Capisco che adesso si dice correnti ranieriane, correnti massariane e tutti vorrebbero fare il funerale alla Roma già oggi dicendo che la stagione è fallimentare, però non è finita e sono convinto che la Roma farà filotto. Poi non basterà perché non credo che la Juve inciamperà due volte, forse una volta... lì paghi l'errore sul gol di Gatti e lo pagherai fino alla fine. Però non sono d'accordo con chi vuole andare al capezzale di Gasperini per dire che la sua Roma è morta al primo anno. La Roma al completo le partite come quelle col Bologna le vince tranquillamente, quindi bisogna dare fiducia a Gasperini ora che nella Roma non ci sono più due allenatori ma solo uno e bisogna strutturare la società, che credo sia una cosa che lui per primo vorrebbe, altrimenti non avrebbe chiesto in fretta e furia il cambiamento che c'è stato. Sicuramente si prenderà maggiori responsabilità e credo che sia molto contento di prendersele, così poi non ci sarà più da discutere su chi ha preso chi, fa tutto Gasp. Chi si mette vicino a me non interessa, basta che porta la Roma a grandi livelli, a me non importa nulla di chi si mette vicino. Perché Massara non ha parlato? Accompagna la squadra perché bisogna farlo, ma ormai credo che sia depotenziato dopo quello che ha detto Gasperini in conferenza. Probabilmente anche lui aspetta a giorni il comunicato d'addio.

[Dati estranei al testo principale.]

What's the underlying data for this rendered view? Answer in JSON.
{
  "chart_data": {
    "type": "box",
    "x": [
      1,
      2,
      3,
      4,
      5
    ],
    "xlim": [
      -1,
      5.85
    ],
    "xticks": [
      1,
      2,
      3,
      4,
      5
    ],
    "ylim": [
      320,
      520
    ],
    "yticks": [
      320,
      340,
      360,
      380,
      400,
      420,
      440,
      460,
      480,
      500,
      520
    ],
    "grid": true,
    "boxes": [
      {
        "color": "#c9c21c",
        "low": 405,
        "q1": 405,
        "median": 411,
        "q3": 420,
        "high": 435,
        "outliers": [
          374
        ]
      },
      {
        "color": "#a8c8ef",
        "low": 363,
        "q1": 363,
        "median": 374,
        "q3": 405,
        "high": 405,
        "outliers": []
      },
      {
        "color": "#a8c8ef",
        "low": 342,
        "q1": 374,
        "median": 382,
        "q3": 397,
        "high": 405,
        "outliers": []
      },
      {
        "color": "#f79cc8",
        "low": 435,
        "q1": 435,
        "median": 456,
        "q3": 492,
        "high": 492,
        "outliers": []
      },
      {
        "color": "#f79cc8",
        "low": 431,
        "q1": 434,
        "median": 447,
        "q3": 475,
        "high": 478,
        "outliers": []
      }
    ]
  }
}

Se fosse saltato Gasperini, avrei detto che la Roma sarebbe stata allo sbando totale. Così c'è speranza. È chiaro che questo è un anno, non dico buttato, ma in cui Gasperini ha grossi rimpianti: a proposito di arbitri, se in privato si chiede a Gasperini quale sia la sua più grande bruciatura di quest'anno è proprio quella, non tanto per gli errori, ma il fatto che nessuno abbia parlato. Io do a Gasperini quello che è Gasperini: la Roma non va in Champions per quei due errori e nessuna della società ha detto niente. Il rosso a Wesley è stato comico e la giustificazione dell'AIA ancora più comica e nessuno ha parlato. Per cui giustamente a fine stagione Gasperini ti dirà che è per quei punti che non è andato in Champions. Nella società deve cambiare tutto, perché le altre squadre si lamentano tutte su tutto e Gasperini chiede un dirigente che parli anche di queste cose, come fa Marotta all'Inter.
Nella Roma servono almeno due figure importanti in società, se non tre. Se credo che daranno retta a Gasperini su queste figure? Sul direttore sportivo sì, mentre ho molti dubbi sul direttore generale, perché i Friedkin non vogliono qualcuno qui che comandi al posto loro. Ranieri? Sono rimasti scottati e comunque era sempre un consulente".